TRAIN operators have started to publish summaries of how they intend to reduce their services from Monday, following the Department for Transport’s announcement today.

The aim is to avoid running ‘ghost trains’, as transport secretary Grant Shapps has said, but also to maintain transport links for essential workers. Other forms of travel are being discouraged. The reduced number of passenger trains will also release capacity for freight trains carrying vital supplies, such as food for supermarkets.

Great Western Railway is planning to run hourly services from London to South Wales, London to Bristol Temple Meads and London to Plymouth, where passengers to and from Cornwall will change trains. The Night Riviera sleeper service between London and Penzance will run for the last time tonight, and Pullman Dining restaurant services on key intercity trains are also being withdrawn. Services on regional and branch lines will be revised.

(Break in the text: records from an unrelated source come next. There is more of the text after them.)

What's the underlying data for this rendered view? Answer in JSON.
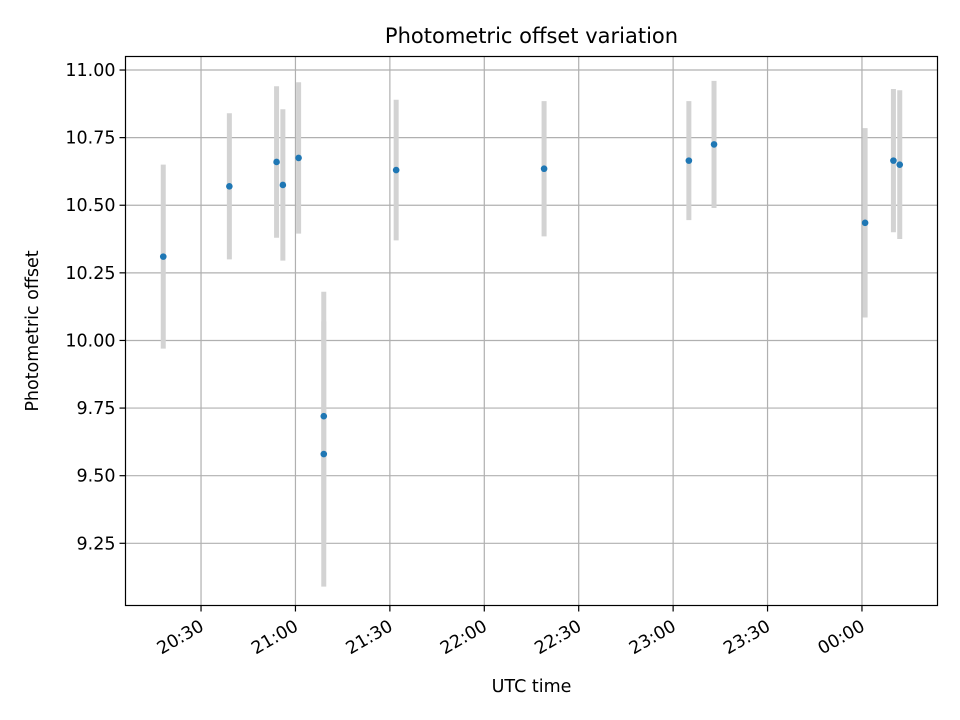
{
  "chart_data": {
    "type": "scatter",
    "title": "Photometric offset variation",
    "xlabel": "UTC time",
    "ylabel": "Photometric offset",
    "grid": true,
    "x_tick_labels": [
      "20:30",
      "21:00",
      "21:30",
      "22:00",
      "22:30",
      "23:00",
      "23:30",
      "00:00"
    ],
    "x_tick_minutes": [
      1230,
      1260,
      1290,
      1320,
      1350,
      1380,
      1410,
      1440
    ],
    "xlim": [
      "20:06",
      "00:24"
    ],
    "y_tick_labels": [
      "9.25",
      "9.50",
      "9.75",
      "10.00",
      "10.25",
      "10.50",
      "10.75",
      "11.00"
    ],
    "y_ticks": [
      9.25,
      9.5,
      9.75,
      10.0,
      10.25,
      10.5,
      10.75,
      11.0
    ],
    "ylim": [
      9.02,
      11.05
    ],
    "colors": {
      "point": "#1f77b4",
      "errorbar": "#d3d3d3",
      "grid": "#b0b0b0"
    },
    "points": [
      {
        "time": "20:18",
        "y": 10.31,
        "err": 0.34
      },
      {
        "time": "20:39",
        "y": 10.57,
        "err": 0.27
      },
      {
        "time": "20:54",
        "y": 10.66,
        "err": 0.28
      },
      {
        "time": "20:56",
        "y": 10.575,
        "err": 0.28
      },
      {
        "time": "21:01",
        "y": 10.675,
        "err": 0.28
      },
      {
        "time": "21:09",
        "y": 9.58,
        "err": 0.49
      },
      {
        "time": "21:09",
        "y": 9.72,
        "err": 0.46
      },
      {
        "time": "21:32",
        "y": 10.63,
        "err": 0.26
      },
      {
        "time": "22:19",
        "y": 10.635,
        "err": 0.25
      },
      {
        "time": "23:05",
        "y": 10.665,
        "err": 0.22
      },
      {
        "time": "23:13",
        "y": 10.725,
        "err": 0.235
      },
      {
        "time": "00:01",
        "y": 10.435,
        "err": 0.35
      },
      {
        "time": "00:10",
        "y": 10.665,
        "err": 0.265
      },
      {
        "time": "00:12",
        "y": 10.65,
        "err": 0.275
      }
    ]
  }
}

GWR interim managing director Matthew Golton said: ‘Our responsibility is to run a service that can be relied upon at this time. We are taking sensible measures to make sure we are able to do so.’

Avanti West Coast will provide hourly services between London and Wolverhampton, Liverpool Lime Street, Manchester Piccadilly and Glasgow Central. The London and North Wales route will have one train a day, with a further return service between London and Chester. In a related development, Avanti West Coast said it will no longer accept cash at stations or on its trains.

There will be ‘significant changes’ in Scotland, and ScotRail has published its revised timetables. The Scottish Government’s transport secretary Michael Matheson said: ‘Following discussions with rail industry partners, passenger services will see a reduction as we continue to tackle the coronavirus.

’We know that rail provides an important service in moving passengers and goods around the country however we will reach a point where travel is reduced to essential journeys only.

‘Moving to a reduced timetable will not only help ensure some passenger services continue to run, it will enable freight to be prioritised so goods and emergency supplies such as medicines can be moved around the country.’

Greater Anglia said its revised service will be similar to the Sunday timetable, but with additional trains at the start and the end of the day for passengers travelling to and from work.

Most GA routes will have an hourly service throughout the day, including the core London-Norwich line, although there will be a half-hourly service between Hertford East and Stratford and between Southend Victoria and London Liverpool Street.

The combination of suburban and intercity services on the Great Eastern Main Line will mean that three trains will run each hour between Colchester, Chelmsford and London

Southeastern has published a map of its reduced service frequencies, and West Midlands Trains said its new schedules will cut the level of services by half, although the details are ‘currently being finalised’.

Meanwhile, reductions on Transport for London services come into effect today, with around 40 Underground stations being closed until further notice.